Another weekend shift. My favourite. More patients, less staff. Today, I iced the cake, by oversleeping.
However, I did later have the honour to meet (and treat) a veteran of The Great War; at least, that's what she told me, but as she wasn't 106 years old, I'm thinking she meant WW2. Either way, it's sobering to meet people like that. For all the talk of a war on terror, and the occasional fear of some nutter blowing up a tube, I don't think my generation has any concept of what it must have been like in either world war.
To have a real fear that regime change might be forced upon you, rather than something your government implements on your behalf on some other poor bastards, hundreds of miles away. Part of me thinks this is responsible for general apathy / anti-war feeling. I myself struggle to come to terms with how I feel about the various armed incursions we are prosecuting right now. It seems to me that where we are interfering, the incumbents (e.g Saddam, The Taliban) were bad. At least according to our value system. And I guess that's always going to be true for a certain value of "bad" anyway.

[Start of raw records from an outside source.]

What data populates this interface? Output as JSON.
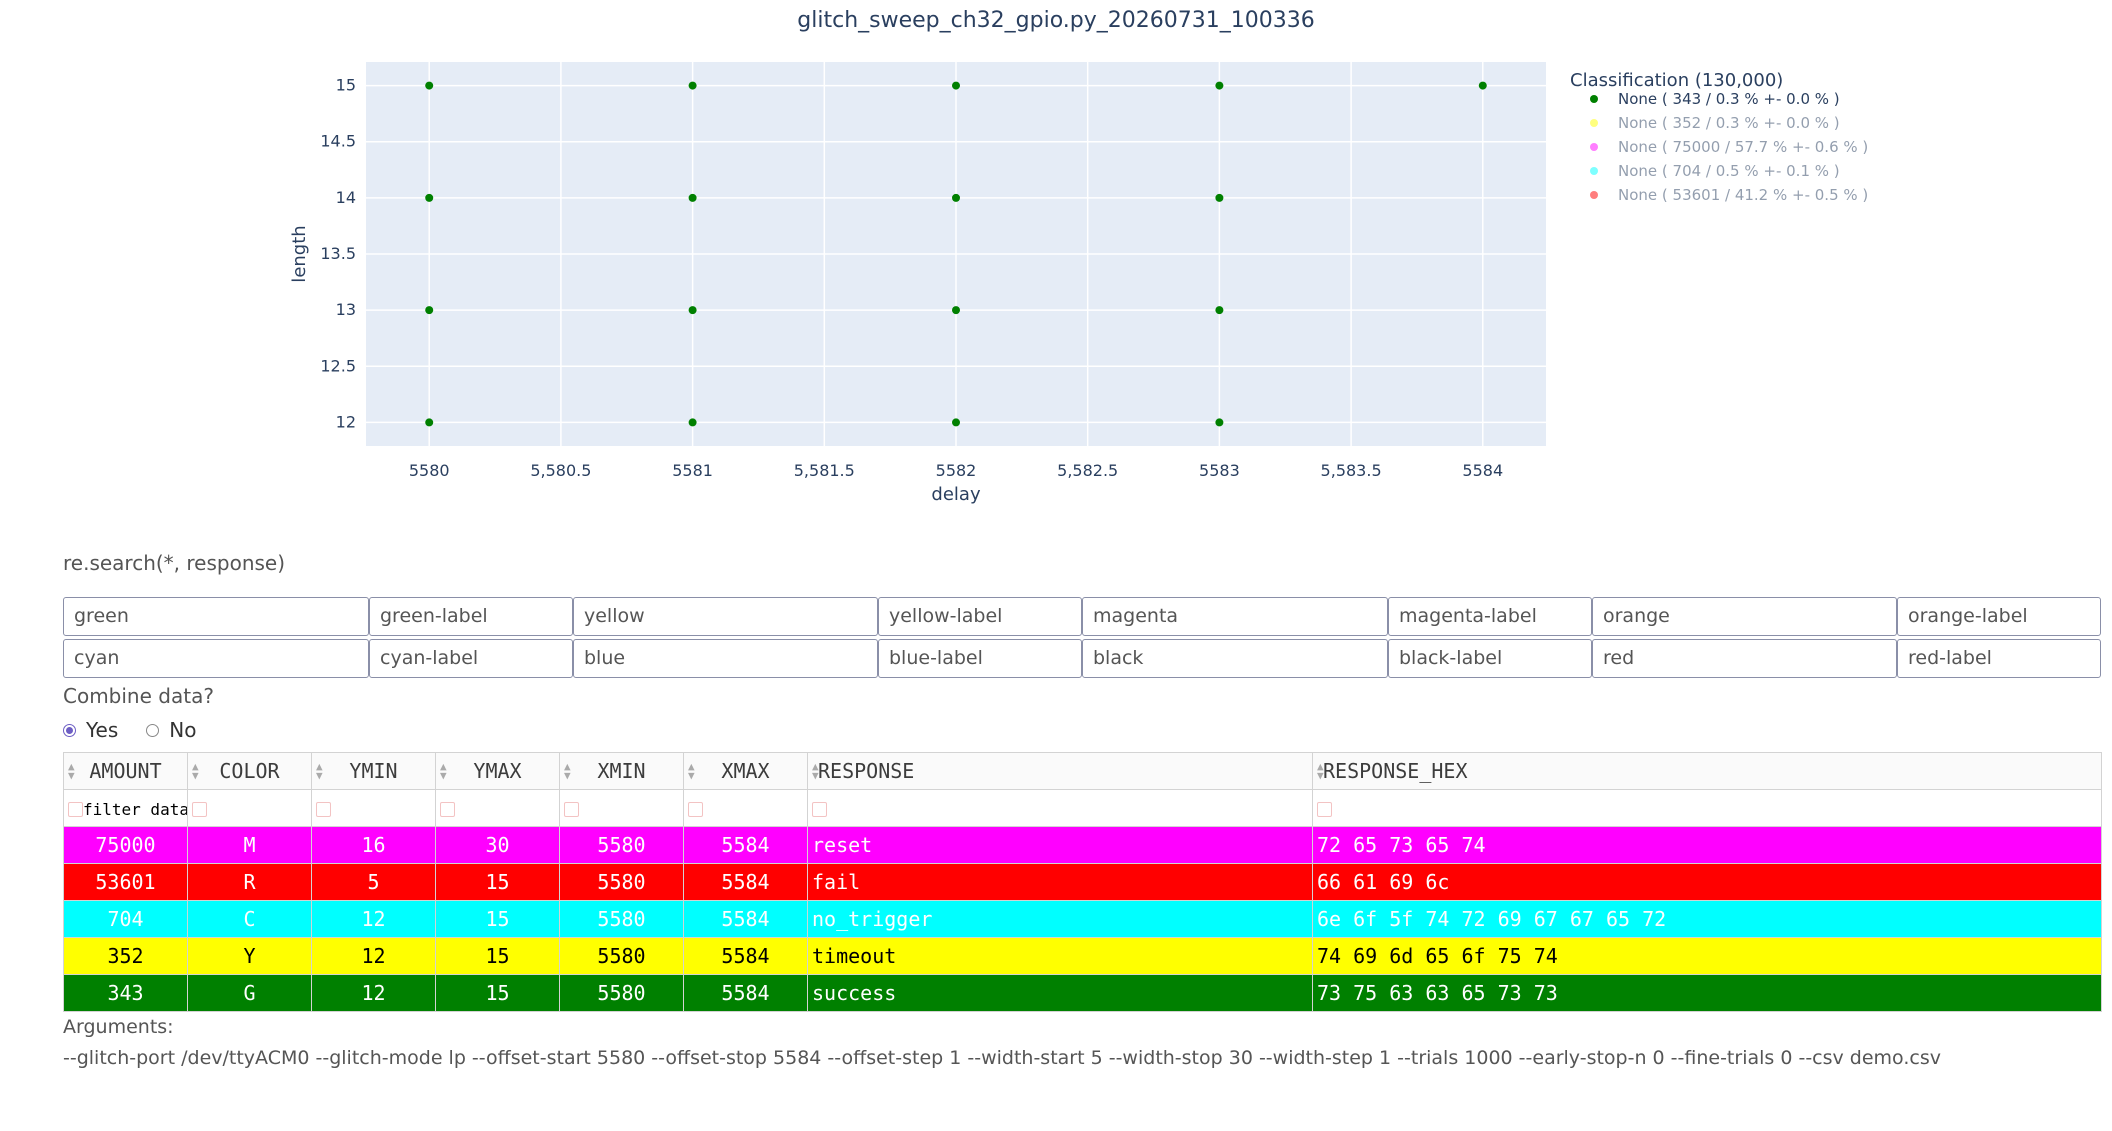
{
  "chart_data": {
    "type": "scatter",
    "title": "glitch_sweep_ch32_gpio.py_20260731_100336",
    "xlabel": "delay",
    "ylabel": "length",
    "xlim": [
      5579.76,
      5584.24
    ],
    "ylim": [
      11.79,
      15.21
    ],
    "x_ticks": [
      5580,
      5580.5,
      5581,
      5581.5,
      5582,
      5582.5,
      5583,
      5583.5,
      5584
    ],
    "x_tick_labels": [
      "5580",
      "5,580.5",
      "5581",
      "5,581.5",
      "5582",
      "5,582.5",
      "5583",
      "5,583.5",
      "5584"
    ],
    "y_ticks": [
      12,
      12.5,
      13,
      13.5,
      14,
      14.5,
      15
    ],
    "y_tick_labels": [
      "12",
      "12.5",
      "13",
      "13.5",
      "14",
      "14.5",
      "15"
    ],
    "grid": true,
    "legend_title": "Classification (130,000)",
    "legend_position": "right",
    "series": [
      {
        "name": "None ( 343 / 0.3 % +- 0.0 % )",
        "color": "#008000",
        "visible": true,
        "points": [
          [
            5580,
            15
          ],
          [
            5580,
            14
          ],
          [
            5580,
            13
          ],
          [
            5580,
            12
          ],
          [
            5581,
            15
          ],
          [
            5581,
            14
          ],
          [
            5581,
            13
          ],
          [
            5581,
            12
          ],
          [
            5582,
            15
          ],
          [
            5582,
            14
          ],
          [
            5582,
            13
          ],
          [
            5582,
            12
          ],
          [
            5583,
            15
          ],
          [
            5583,
            14
          ],
          [
            5583,
            13
          ],
          [
            5583,
            12
          ],
          [
            5584,
            15
          ]
        ]
      },
      {
        "name": "None ( 352 / 0.3 % +- 0.0 % )",
        "color": "#ffff00",
        "visible": false,
        "points": []
      },
      {
        "name": "None ( 75000 / 57.7 % +- 0.6 % )",
        "color": "#ff00ff",
        "visible": false,
        "points": []
      },
      {
        "name": "None ( 704 / 0.5 % +- 0.1 % )",
        "color": "#00ffff",
        "visible": false,
        "points": []
      },
      {
        "name": "None ( 53601 / 41.2 % +- 0.5 % )",
        "color": "#ff0000",
        "visible": false,
        "points": []
      }
    ]
  },
  "search_label": "re.search(*, response)",
  "color_inputs": [
    [
      "green",
      "green-label",
      "yellow",
      "yellow-label",
      "magenta",
      "magenta-label",
      "orange",
      "orange-label"
    ],
    [
      "cyan",
      "cyan-label",
      "blue",
      "blue-label",
      "black",
      "black-label",
      "red",
      "red-label"
    ]
  ],
  "combine": {
    "label": "Combine data?",
    "options": [
      "Yes",
      "No"
    ],
    "selected": "Yes"
  },
  "table": {
    "columns": [
      "AMOUNT",
      "COLOR",
      "YMIN",
      "YMAX",
      "XMIN",
      "XMAX",
      "RESPONSE",
      "RESPONSE_HEX"
    ],
    "filter_placeholder": "filter data...",
    "rows": [
      {
        "cells": [
          "75000",
          "M",
          "16",
          "30",
          "5580",
          "5584",
          "reset",
          "72 65 73 65 74"
        ],
        "bg": "#ff00ff",
        "fg": "#ffffff"
      },
      {
        "cells": [
          "53601",
          "R",
          "5",
          "15",
          "5580",
          "5584",
          "fail",
          "66 61 69 6c"
        ],
        "bg": "#ff0000",
        "fg": "#ffffff"
      },
      {
        "cells": [
          "704",
          "C",
          "12",
          "15",
          "5580",
          "5584",
          "no_trigger",
          "6e 6f 5f 74 72 69 67 67 65 72"
        ],
        "bg": "#00ffff",
        "fg": "#ffffff"
      },
      {
        "cells": [
          "352",
          "Y",
          "12",
          "15",
          "5580",
          "5584",
          "timeout",
          "74 69 6d 65 6f 75 74"
        ],
        "bg": "#ffff00",
        "fg": "#000000"
      },
      {
        "cells": [
          "343",
          "G",
          "12",
          "15",
          "5580",
          "5584",
          "success",
          "73 75 63 63 65 73 73"
        ],
        "bg": "#008000",
        "fg": "#ffffff"
      }
    ]
  },
  "arguments": {
    "label": "Arguments:",
    "text": "--glitch-port /dev/ttyACM0 --glitch-mode lp --offset-start 5580 --offset-stop 5584 --offset-step 1 --width-start 5 --width-stop 30 --width-step 1 --trials 1000 --early-stop-n 0 --fine-trials 0 --csv demo.csv"
  }
}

But I'm not sure what we're doing is making anything better. I just don't think you can take one culture and completely subsume it with another... not without wiping out entire races / tribes / peoples. Which is called genocide. And that's bad. Isn't it? And because most people can't see what the Armed Forces are fighting for either, the deaths all start to seem meaningless. Which I don't think can be right. Fuck it, I don't know... the whole thing confuses me. But I'm worried that people will forget the significance of today. Whether war is right or wrong is not the soldier's fault, but the government that commands them. Either way, we should never forget those who went before us.
On a lighter note, we all scanned our bladders at work today. I lost.